4. Improve the paper trail

The business owner or salesperson may have a handle on materials, scope of work and overall schedule, but he or she needs to put all that information on paper for the field.

"The pre-construction package is essential for a fast-track project," says Hofmann. His company's package includes the schedule, subcontractor quotes, materials selections, finish schedule and more. "All that stuff has to be completely documented so they know exactly what they're getting and what they're ordering before the job starts."

Lassiter considers purchase orders, which he didn't always use, essential to timeliness. "Without purchase orders, many items get shoved to the side," he says. "You have the addition framed up and ready to install the exterior covering, but somebody forgot to order the windows. All of a sudden the project is 10 to 40 days behind schedule depending on who the windows are coming from."

Now, Lassiter and his office manager create purchase orders from the materials selection list, review the items, then place all orders in one day.

Just as important as creating a paper trail is organizing it. Bob Clements saw that too many people were involved in the process, so that some tasks were done twice and others forgotten. Now, although he and the other two project managers each write up their own purchase orders, the paperwork has to go through project manager Nicholas Clements for orders to be placed.

Companies that have computerized their construction documents could take a lesson from Plaskoff. He stores all the files in a centralized server so that all employees can access the information they need. However, the files are saved as read-only documents, with only key personnel having the ability to make changes.

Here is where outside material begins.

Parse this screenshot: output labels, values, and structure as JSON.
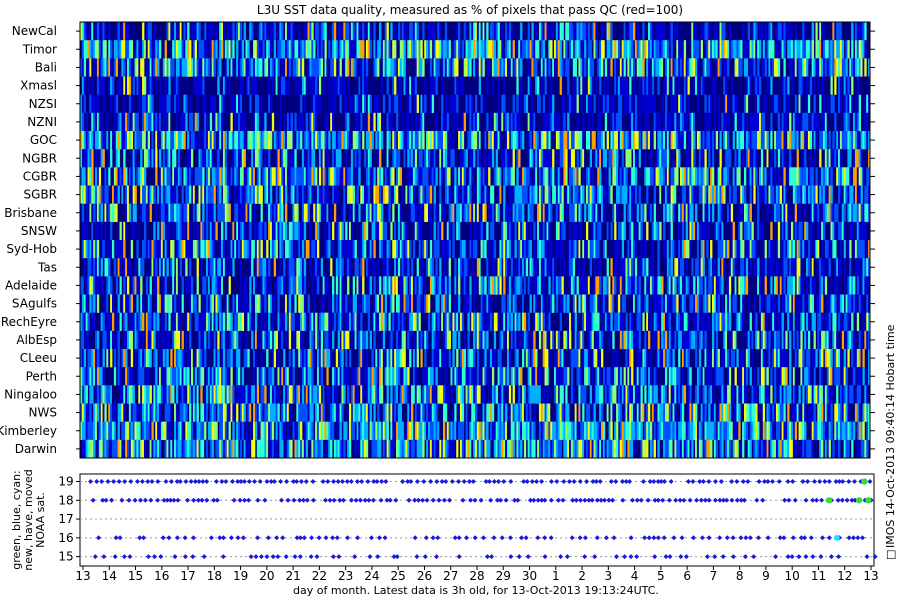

5. Automate your office with the right software

Some programs take more time to learn and to use than they save. Systems that match your business needs, however, can save office and field time and money.

Houston Remodeling uses a combination of relatively inexpensive software programs that work together: UDA Construction Office, QuickBooks Contractor, PowerTools ContractWriter, PowerTools SpecWriter, Microsoft Word and Microsoft Excel.

"UDA saves a tremendous amount of time by automatically creating a project schedule from an estimate," Lassiter explains.

The PowerTools programs, he says, provide extremely detailed specifications and task lists for himself and his subcontractors. "Before I started using them, I was forgetting all kinds of stuff," he explains. "Since I started using PowerTools, change orders have gone down almost to nil."

The bigger and more complex the remodel, the longer it takes and the more people, steps and products involved. That's why Plaskoff Construction uses Microsoft Project for scheduling. The software, he says, makes changes easy.

Any program with critical path capability allows the user to establish dependencies between tasks — countertops can't be set until cabinets have been set, for example. Once those are created, changing the date for one task automatically updates all the tasks dependent on it.

6. Outsource to the experts

No matter what you'd like to think, you can't be the best at everything. Neither can your employees. Take permitting, for example. In large metro areas with overlapping requirements, historic restrictions and lots of bureaucracy, it's not uncommon for contractors to hire plan runners or expeditors to obtain plan approvals and remodeling permits. These individuals typically work for multiple builders and remodelers and may charge by the project or by the hour.

"The plan reviewers meet with these people daily," Lassiter says. "I don't know the reviewers, they don't know me; they don't want to work with me; they'll just send me home to fix it at the office and go back. We pay $150 to get a set of plans run. If I go down there, that's six hours, and I'm billable at $500 a day."